Etwas anders ist der Akzent im Lukasevangelium gesetzt - gut greifbar in unserem heutigen Predigtext. Lukas hat von Anfang an, von der Weihnachtsgeschichte an, das Kommen Jesu Christi als Stärkung für die Armen und Elenden beschrieben. Für Lukas ist Jesus vor allem Seelsorger. Und das ist er bis zuletzt, auch noch am Kreuz - denken Sie an das Gebet für die Feinde (Vater, vergib Ihnen,....), und an das Gespräch mit den Schächern. Die Elenden, die im Ansehen der Welt nicht oben an stehen, die im Dunklen sitzen, sind es vor allem, die ihn brauchen. Sie freuen sich über sein Kommen. Sie sind es dann auch, die ihn um Hilfe bitten, wie dieser Blinde in unserer Geschichte. Sie, die Bedürftigen, ahnen, dass in Jesus eine Kraft wirksam ist, die sie nirgends so finden; eine Kraft, die nicht von dieser Welt ist.

Damit ist dieser Blinde trotz seiner Blindheit der einzige Nichtblinde, der einzige tief und klar Sichtige in seiner so sehr geschäftigen Umgebung. Denn er, der nichts sieht, sieht, woher ihm Hilfe kommen kann. Darum schreit er Jesus nach. Er schreit, was er schreien kann, auch wenn er die Leute nervt. Er bleibt dabei und lässt sich auch nicht abwimmeln, weil er ahnt, dass diese Chance, dass sich Jesus ihm zuwendet, nie wieder kommt. Ja, in diesem Schrei nach Jesus drückt sich die ganze Sehnsucht und Hoffnung, der ganze Glaube dieses Mannes aus.
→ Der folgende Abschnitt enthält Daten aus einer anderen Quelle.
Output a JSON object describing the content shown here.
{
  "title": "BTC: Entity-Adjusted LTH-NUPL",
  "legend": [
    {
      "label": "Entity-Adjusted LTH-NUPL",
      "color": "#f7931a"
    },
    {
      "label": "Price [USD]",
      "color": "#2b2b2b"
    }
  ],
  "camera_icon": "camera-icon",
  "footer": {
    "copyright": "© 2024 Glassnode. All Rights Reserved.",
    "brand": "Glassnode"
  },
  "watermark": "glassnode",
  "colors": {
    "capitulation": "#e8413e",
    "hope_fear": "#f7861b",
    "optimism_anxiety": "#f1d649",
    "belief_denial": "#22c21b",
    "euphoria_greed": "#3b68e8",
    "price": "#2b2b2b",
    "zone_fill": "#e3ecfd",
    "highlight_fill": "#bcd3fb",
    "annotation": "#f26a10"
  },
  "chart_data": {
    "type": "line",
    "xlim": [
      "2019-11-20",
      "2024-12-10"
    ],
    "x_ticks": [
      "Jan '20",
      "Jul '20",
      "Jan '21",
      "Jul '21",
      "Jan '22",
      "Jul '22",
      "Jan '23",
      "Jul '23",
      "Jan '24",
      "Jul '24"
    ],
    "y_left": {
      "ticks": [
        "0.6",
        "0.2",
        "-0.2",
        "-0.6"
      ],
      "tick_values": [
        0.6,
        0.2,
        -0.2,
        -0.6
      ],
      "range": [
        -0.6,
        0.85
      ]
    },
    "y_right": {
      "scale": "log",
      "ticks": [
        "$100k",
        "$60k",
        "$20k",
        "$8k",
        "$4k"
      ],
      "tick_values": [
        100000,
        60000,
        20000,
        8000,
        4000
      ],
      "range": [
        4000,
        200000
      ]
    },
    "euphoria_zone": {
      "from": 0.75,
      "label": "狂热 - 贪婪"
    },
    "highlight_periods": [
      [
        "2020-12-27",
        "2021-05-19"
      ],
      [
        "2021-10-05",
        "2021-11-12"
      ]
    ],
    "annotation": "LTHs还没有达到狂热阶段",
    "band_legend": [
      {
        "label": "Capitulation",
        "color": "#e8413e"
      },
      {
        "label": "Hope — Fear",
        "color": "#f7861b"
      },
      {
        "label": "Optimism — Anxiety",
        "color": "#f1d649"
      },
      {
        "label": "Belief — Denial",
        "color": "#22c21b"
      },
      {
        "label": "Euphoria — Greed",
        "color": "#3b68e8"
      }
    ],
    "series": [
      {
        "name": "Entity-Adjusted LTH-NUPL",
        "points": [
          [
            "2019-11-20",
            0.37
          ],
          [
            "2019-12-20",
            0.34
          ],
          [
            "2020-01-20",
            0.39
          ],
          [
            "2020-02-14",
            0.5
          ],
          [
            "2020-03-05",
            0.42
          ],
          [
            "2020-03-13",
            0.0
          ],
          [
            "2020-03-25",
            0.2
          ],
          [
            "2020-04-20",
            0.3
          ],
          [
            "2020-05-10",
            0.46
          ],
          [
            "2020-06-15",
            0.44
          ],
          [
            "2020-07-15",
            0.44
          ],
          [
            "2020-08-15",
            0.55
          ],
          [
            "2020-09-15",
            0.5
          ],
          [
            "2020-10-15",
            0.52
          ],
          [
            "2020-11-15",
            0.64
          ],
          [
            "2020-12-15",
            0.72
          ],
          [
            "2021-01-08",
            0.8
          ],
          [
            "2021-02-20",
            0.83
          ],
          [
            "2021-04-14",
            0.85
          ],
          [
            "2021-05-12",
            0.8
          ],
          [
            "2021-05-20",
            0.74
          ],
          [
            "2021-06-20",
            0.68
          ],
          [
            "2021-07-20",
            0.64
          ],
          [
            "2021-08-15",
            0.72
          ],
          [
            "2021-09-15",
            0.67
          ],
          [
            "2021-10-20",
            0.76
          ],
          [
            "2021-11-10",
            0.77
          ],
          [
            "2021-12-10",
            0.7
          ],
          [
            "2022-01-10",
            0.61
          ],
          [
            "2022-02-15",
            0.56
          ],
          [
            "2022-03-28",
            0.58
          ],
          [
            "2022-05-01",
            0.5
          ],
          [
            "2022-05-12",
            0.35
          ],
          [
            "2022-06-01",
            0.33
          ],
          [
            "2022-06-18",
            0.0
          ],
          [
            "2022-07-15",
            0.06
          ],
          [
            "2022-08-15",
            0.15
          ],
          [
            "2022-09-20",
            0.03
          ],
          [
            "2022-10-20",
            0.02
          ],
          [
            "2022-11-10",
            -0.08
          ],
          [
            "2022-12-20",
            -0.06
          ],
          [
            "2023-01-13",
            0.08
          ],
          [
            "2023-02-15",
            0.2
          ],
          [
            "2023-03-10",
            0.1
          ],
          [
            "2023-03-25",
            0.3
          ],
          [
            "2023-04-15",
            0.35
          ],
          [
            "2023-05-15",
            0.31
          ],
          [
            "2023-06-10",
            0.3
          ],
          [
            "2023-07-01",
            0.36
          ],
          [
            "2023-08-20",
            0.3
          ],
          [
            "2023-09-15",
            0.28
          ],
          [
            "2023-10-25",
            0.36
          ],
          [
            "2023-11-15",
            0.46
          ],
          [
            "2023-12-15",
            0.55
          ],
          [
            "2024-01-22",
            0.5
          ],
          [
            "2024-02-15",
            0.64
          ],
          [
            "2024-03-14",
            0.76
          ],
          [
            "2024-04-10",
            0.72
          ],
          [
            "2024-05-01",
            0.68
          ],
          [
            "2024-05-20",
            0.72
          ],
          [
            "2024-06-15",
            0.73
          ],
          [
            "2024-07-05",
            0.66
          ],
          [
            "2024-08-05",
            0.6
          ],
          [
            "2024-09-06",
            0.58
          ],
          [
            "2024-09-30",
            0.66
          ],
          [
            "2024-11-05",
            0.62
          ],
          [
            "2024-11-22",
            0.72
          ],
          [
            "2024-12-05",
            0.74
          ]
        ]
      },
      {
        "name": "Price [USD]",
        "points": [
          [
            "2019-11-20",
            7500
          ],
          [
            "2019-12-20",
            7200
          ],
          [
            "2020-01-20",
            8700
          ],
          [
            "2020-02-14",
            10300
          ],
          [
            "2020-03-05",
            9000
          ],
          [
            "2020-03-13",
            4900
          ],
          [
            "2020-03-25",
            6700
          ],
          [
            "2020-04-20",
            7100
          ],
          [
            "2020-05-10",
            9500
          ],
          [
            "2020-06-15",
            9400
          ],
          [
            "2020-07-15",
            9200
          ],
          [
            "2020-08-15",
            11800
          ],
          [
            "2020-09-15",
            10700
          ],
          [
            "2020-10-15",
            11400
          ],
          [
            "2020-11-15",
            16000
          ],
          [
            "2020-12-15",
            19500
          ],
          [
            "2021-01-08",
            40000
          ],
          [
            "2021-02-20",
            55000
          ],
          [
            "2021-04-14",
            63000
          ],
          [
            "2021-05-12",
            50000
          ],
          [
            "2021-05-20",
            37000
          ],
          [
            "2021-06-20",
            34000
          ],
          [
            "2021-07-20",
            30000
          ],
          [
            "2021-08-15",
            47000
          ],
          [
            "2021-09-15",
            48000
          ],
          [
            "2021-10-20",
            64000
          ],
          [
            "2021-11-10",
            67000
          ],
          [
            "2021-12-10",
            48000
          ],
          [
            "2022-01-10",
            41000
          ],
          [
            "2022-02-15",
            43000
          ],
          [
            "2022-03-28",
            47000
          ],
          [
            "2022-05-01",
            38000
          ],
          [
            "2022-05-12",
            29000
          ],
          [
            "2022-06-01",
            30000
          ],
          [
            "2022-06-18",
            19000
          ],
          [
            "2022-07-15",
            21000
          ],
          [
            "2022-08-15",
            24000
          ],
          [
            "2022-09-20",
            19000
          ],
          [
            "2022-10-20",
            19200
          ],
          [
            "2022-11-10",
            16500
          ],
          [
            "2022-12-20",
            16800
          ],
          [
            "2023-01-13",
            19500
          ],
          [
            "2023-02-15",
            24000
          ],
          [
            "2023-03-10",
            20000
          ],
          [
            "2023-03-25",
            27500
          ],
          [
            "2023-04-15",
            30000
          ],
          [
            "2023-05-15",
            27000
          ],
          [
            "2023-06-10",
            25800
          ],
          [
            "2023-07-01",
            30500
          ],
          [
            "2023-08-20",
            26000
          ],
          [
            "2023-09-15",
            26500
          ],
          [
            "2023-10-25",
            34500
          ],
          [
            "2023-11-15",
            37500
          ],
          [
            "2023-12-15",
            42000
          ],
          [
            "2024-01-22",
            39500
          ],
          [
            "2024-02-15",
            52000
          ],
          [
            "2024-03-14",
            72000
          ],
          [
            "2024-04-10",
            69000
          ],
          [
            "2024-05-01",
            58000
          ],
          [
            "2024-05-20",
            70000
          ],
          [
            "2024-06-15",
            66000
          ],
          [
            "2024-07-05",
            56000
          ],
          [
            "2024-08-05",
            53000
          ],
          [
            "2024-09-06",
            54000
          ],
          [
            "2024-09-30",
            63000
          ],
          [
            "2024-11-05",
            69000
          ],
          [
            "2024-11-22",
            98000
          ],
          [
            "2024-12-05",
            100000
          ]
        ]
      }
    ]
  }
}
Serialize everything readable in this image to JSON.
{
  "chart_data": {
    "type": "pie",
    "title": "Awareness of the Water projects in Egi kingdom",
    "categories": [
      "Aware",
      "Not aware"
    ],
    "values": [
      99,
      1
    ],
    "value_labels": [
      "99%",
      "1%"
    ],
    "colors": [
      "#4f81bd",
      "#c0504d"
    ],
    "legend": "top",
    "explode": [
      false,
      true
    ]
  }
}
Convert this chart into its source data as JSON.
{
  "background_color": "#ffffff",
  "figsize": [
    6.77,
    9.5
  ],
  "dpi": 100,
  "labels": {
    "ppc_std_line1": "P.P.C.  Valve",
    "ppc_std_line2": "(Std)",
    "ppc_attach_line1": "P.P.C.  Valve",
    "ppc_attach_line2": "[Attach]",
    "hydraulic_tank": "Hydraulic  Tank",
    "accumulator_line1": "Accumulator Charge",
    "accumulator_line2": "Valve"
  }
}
Die bei Jesus waren, fuhren ihn an, er solle schweigen." Das ist durchaus nicht abwegig dargestellt. Wir neigen leicht dazu, uns in Stunden der Not abzukapseln und nichts anderes mehr wahrzunehmen. Und so könnte man meinen, dass Jesus nun mit seinem Weg und mit seinem Kampf so beschäftigt ist, so konzentriert sein Ziel im Auge hat, dass ihm die Not am Wege nicht mehr wichtig ist. Aber bei Jesus ist das gerade nicht so. Bis zuletzt bleibt er seinem Auftrag treu, die Herrschaft Gottes anzusagen und durch Taten und Wunder zu bezeugen. Im Namen der Herrschaft und Kraft Gottes löst er den Blinden aus seiner Krankheit und stellt damit die von Gott gemeinte und gewollte Ordnung her.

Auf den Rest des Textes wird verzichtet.